La questione è stata sollevata da una Regione che, in seguito a un evento sismico, si è accordata con
gli Ordini e i Collegi professionali territoriali per impiegare tecnici professionisti in grado di effettuare una ricognizione preliminare dei danni subiti dal patrimonio edilizio, riconoscendo agli stessi il rimborso per il mancato guadagno giornaliero (articolo 9, comma 10, Dpr n. 194/2001 – ora articolo 39, comma 5, Dlgs n. 1/2018, calcolato sulla base della dichiarazione dei redditi presentata l’anno precedente a quello in cui è stata prestata l’opera, nel limite di 103,29 euro giornalieri lordi) e per le spese documentate di vitto, alloggio e viaggio.
 
L’Agenzia comincia con il dire che questi proventi, conseguiti in sostituzione di redditi, e le indennità conseguite a titolo di risarcimento danni sono anch’essi redditi e, poiché non hanno una specifica identità fiscale, vanno ricondotti nella stessa categoria di quelli sostituiti o perduti (articolo 6, comma 2 del Tuir). L’importante è capire, poi, se effettivamente sono “sostituiti” oppure “perduti”, poiché la norma richiamata riconduce a tassazione solo i risarcimenti con funzione sostitutiva o integrativa del reddito del percipiente.

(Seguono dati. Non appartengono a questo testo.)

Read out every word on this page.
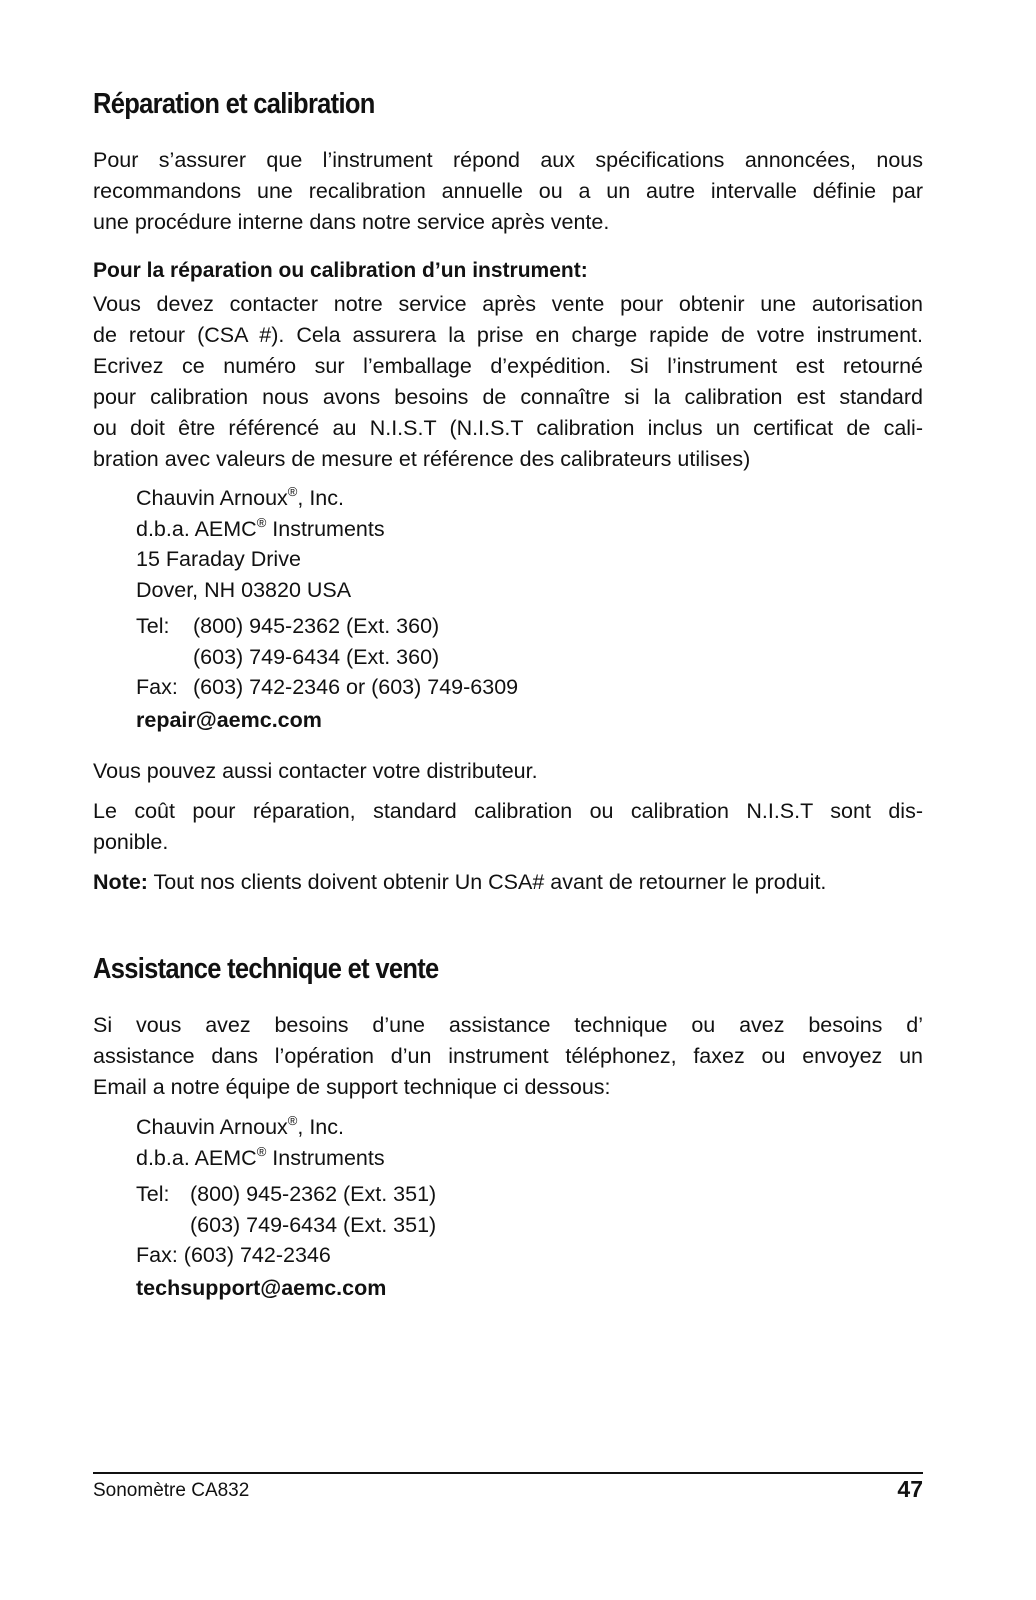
Réparation et calibration
Pour s’assurer que l’instrument répond aux spécifications annoncées, nous
recommandons une recalibration annuelle ou a un autre intervalle définie par
une procédure interne dans notre service après vente.
Pour la réparation ou calibration d’un instrument:
Vous devez contacter notre service après vente pour obtenir une autorisation
de retour (CSA #). Cela assurera la prise en charge rapide de votre instrument.
Ecrivez ce numéro sur l’emballage d’expédition. Si l’instrument est retourné
pour calibration nous avons besoins de connaître si la calibration est standard
ou doit être référencé au N.I.S.T (N.I.S.T calibration inclus un certificat de cali-
bration avec valeurs de mesure et référence des calibrateurs utilises)
Chauvin Arnoux®, Inc.
d.b.a. AEMC® Instruments
15 Faraday Drive
Dover, NH 03820 USA
Tel: (800) 945-2362 (Ext. 360)
(603) 749-6434 (Ext. 360)
Fax: (603) 742-2346 or (603) 749-6309
repair@aemc.com
Vous pouvez aussi contacter votre distributeur.
Le coût pour réparation, standard calibration ou calibration N.I.S.T sont dis-
ponible.
Note: Tout nos clients doivent obtenir Un CSA# avant de retourner le produit.
Assistance technique et vente
Si vous avez besoins d’une assistance technique ou avez besoins d’
assistance dans l’opération d’un instrument téléphonez, faxez ou envoyez un
Email a notre équipe de support technique ci dessous:
Chauvin Arnoux®, Inc.
d.b.a. AEMC® Instruments
Tel: (800) 945-2362 (Ext. 351)
(603) 749-6434 (Ext. 351)
Fax: (603) 742-2346
techsupport@aemc.com
Sonomètre CA832	47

Il tutto si traduce nell’imponibilità delle somme corrisposte in “cambio” di mancati guadagni (lucro cessante) e nella non imponibilità delle indennità risarcitorie erogate a fronte di perdite economiche subite dal percipiente, che si concretizzano con una diminuzione del suo patrimonio (danno emergente).
 
Tanto premesso, il rimborso, corrisposto ai volontari “lavoratori autonomi”, in quanto sostitutivo del “guadagno giornaliero” è “lucro cessante” per il percipiente anche quando il lavoratore svolge un’attività volontaria diversa dall’abituale, quindi dovrà essere regolarmente fatturato dagli stessi lavoratori, che dovranno anche evidenziare la ritenuta. Quest’ultima sarà operata dal sostituto d’imposta (in questo caso la Regione), che rilascerà la dovuta “certificazione unica” e, in seguito, compilerà e trasmetterà il modello dichiarativo 770.  
 
Nella fattura, infine, insieme al compenso vanno inserite anche le spese sostenute dal professionista per lo svolgimento dell’attività e non costituiscono importi deducibili dal proprio reddito di lavoro autonomo.